Planned EU measures to remove some trade distortions through foreign subsidies would also affect China. Under the current system, subsidies granted by non-EU governments like China do not face the same vetting as those from EU nations.
“Companies have been free to use foreign subsidies to buy up businesses here in Europe. Some have been able to undercut their competitors in public tenders not because they are more efficient, but because they get financial support from foreign countries. And that’s not fair,” said EU Vice President Margrethe Vestager. “It has to stop.”
If approved, the rules would grant the EU agencies new powers to block foreign companies from making acquisitions in Europe if they were beneficiaries of government subsidies.
"Europe is open for business, but come and do it in a fair and transparent manner," EU competition chief Margrethe Vestager said.

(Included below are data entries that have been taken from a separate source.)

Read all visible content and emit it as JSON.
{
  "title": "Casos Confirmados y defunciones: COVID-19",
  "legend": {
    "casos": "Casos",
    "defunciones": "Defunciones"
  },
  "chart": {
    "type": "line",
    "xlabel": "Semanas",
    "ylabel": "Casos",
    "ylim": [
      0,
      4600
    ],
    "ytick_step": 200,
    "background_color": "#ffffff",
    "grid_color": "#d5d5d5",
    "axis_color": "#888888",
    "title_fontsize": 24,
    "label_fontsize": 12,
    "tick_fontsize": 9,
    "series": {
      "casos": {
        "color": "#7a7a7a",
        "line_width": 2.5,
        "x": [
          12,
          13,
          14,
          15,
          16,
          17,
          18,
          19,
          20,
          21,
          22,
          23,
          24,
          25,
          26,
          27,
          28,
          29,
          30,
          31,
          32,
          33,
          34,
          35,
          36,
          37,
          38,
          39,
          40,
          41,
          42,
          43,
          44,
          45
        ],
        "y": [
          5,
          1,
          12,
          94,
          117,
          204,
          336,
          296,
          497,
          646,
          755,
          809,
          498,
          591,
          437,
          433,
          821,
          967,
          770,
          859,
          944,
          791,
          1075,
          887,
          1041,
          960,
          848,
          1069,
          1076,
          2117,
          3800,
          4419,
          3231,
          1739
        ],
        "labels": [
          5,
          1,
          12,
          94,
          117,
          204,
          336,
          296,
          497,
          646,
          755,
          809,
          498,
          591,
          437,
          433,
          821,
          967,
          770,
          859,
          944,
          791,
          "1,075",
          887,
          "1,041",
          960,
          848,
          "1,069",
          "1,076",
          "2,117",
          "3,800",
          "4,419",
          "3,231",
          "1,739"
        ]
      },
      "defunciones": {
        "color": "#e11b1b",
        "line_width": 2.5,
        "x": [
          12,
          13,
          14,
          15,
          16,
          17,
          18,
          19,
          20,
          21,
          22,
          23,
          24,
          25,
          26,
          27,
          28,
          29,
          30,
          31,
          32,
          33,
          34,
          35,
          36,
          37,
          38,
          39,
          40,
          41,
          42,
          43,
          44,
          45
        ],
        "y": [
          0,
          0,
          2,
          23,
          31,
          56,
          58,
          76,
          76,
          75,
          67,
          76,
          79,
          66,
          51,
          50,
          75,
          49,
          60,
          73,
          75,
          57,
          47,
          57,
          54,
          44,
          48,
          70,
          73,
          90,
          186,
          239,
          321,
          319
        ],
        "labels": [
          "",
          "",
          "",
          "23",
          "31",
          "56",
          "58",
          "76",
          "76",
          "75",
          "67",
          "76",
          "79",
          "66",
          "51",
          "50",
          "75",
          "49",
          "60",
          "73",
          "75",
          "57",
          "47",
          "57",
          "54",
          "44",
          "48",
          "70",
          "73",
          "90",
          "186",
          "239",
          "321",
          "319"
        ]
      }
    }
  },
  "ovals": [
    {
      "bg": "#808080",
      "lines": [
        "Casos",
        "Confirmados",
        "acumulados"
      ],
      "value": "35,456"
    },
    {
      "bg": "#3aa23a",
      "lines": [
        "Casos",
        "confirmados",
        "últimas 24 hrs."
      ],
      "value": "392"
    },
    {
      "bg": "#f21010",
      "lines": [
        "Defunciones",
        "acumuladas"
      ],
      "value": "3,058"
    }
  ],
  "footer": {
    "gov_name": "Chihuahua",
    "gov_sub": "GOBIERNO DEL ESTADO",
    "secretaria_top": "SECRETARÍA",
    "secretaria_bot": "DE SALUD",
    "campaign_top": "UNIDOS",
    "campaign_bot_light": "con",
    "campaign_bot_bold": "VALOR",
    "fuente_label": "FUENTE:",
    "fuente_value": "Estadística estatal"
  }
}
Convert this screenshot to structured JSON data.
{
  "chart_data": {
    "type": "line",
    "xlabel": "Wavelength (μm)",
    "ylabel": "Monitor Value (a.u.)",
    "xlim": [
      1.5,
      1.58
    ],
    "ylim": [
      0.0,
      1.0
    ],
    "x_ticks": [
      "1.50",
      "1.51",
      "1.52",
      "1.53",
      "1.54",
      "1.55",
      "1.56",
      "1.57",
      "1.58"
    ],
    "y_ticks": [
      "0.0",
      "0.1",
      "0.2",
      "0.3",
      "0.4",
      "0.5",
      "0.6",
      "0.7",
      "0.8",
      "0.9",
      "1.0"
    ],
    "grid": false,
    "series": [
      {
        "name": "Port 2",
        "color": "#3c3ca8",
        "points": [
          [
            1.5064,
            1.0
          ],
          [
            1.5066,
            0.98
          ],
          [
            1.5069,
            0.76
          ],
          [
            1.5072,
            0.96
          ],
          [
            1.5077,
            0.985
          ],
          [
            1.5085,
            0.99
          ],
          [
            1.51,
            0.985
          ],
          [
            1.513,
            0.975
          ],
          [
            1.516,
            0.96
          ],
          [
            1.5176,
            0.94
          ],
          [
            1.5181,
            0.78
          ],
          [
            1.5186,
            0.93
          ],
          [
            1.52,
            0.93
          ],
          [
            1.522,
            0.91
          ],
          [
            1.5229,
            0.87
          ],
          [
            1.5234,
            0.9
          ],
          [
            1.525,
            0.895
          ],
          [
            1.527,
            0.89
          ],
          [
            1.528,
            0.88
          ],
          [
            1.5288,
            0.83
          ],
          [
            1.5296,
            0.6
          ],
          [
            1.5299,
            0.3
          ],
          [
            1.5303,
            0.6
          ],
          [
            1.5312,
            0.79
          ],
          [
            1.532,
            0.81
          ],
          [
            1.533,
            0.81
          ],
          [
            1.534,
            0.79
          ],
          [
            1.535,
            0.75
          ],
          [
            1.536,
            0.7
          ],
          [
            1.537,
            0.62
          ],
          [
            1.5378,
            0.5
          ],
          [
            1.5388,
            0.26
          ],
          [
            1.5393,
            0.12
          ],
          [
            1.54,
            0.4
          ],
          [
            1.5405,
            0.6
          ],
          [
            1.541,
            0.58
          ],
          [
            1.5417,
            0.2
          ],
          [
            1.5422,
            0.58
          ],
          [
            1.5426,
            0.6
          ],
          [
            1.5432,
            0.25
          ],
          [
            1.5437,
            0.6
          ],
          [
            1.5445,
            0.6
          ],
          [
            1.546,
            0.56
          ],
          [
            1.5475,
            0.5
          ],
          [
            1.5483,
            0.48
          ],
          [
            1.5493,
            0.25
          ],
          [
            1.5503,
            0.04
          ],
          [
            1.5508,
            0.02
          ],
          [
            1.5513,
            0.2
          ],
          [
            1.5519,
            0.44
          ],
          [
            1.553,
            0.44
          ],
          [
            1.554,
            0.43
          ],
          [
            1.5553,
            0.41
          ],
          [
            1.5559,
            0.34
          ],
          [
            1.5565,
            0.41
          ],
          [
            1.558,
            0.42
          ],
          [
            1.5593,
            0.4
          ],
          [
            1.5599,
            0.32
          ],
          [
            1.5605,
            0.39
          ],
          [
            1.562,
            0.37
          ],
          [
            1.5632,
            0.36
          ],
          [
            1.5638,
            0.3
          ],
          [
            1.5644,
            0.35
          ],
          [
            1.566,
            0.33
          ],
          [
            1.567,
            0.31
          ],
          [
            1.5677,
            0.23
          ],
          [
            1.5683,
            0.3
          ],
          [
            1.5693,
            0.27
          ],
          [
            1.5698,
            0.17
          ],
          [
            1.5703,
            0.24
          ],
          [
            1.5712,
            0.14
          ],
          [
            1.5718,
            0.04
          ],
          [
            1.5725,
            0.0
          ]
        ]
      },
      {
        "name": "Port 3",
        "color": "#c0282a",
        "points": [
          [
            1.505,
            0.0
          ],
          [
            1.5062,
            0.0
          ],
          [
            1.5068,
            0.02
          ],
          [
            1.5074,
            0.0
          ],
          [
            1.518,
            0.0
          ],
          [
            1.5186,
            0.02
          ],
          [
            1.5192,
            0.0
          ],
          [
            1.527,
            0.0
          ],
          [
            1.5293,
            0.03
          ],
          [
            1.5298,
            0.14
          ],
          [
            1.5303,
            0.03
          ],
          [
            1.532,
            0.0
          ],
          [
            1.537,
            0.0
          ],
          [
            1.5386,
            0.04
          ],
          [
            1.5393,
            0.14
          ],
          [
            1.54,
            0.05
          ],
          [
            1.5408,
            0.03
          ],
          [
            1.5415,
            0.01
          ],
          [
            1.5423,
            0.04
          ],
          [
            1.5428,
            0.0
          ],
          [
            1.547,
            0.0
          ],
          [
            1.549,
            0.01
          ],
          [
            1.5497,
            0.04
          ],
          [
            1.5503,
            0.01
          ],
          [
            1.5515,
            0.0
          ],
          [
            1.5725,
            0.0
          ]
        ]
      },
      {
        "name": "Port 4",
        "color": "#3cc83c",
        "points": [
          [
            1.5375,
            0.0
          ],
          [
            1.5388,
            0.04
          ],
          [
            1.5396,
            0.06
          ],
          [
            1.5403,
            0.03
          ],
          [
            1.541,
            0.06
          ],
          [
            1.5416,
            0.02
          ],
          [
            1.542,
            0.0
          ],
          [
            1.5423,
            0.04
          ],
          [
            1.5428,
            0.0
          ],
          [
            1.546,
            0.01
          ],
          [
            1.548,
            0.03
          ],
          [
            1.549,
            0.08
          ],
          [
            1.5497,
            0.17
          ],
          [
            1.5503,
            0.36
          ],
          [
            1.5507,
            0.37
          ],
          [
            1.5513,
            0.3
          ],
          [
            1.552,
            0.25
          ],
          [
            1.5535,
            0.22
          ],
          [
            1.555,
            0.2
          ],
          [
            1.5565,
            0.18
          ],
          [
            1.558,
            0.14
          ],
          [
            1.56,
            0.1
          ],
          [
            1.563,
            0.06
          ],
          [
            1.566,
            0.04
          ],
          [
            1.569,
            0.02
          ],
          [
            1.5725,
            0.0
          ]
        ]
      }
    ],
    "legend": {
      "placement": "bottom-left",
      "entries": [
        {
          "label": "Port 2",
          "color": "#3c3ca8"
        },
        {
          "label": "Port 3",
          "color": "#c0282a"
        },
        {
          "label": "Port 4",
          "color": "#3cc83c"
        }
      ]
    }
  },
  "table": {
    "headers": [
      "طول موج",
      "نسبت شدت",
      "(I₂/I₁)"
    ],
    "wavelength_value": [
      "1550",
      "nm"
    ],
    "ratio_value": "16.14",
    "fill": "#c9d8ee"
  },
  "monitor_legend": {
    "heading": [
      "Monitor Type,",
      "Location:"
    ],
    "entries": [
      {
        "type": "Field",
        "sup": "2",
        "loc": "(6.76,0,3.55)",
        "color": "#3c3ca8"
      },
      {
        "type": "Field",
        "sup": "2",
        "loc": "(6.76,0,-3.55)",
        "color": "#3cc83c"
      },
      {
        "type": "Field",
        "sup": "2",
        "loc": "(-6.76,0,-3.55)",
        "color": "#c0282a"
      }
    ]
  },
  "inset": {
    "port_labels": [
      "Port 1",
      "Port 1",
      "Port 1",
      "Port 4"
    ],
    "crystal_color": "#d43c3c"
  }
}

According to research by European consulting firm Datenna, out of 650 Chinese investments in Europe since 2010, roughly 40% have high or moderate involvement by state-owned or state-controlled companies
Just in February, China officially became the European Union’s top trading partner, trumping the United States, which has long held that status.
But those relations quickly worsened over China’s treatment of its Uyghur population.
According to the EU's statistics office, Eurostat, the export of EU goods to China grew by 2.2% and China exports to the EU grew by 5.6% in 2020. At the same time, EU exports to the US fell by 8.2% and EU imports from the US fell by 13.2%.
We could now start to see those numbers change as Europe jumps in line with Biden against China, even if they resisted the same from Trump.
The new EU measures come as the ratification of a business investment deal with China hangs in the balance. The European Union and China approved a controversial investment agreement in late December after seven years of negotiations.
The deal was only pending ratification by the European Parliament, but in March, the European Union imposed sanctions on four Chinese officials involved in human rights abuses. In response, China imposed counter-sanctions that targeted several high-profile members of the European Parliament, three members of national parliaments, and two EU committees.
The deal faced staunch opposition by EU lawmakers and human rights activists. The Biden administration publicly voiced its displeasure, as well.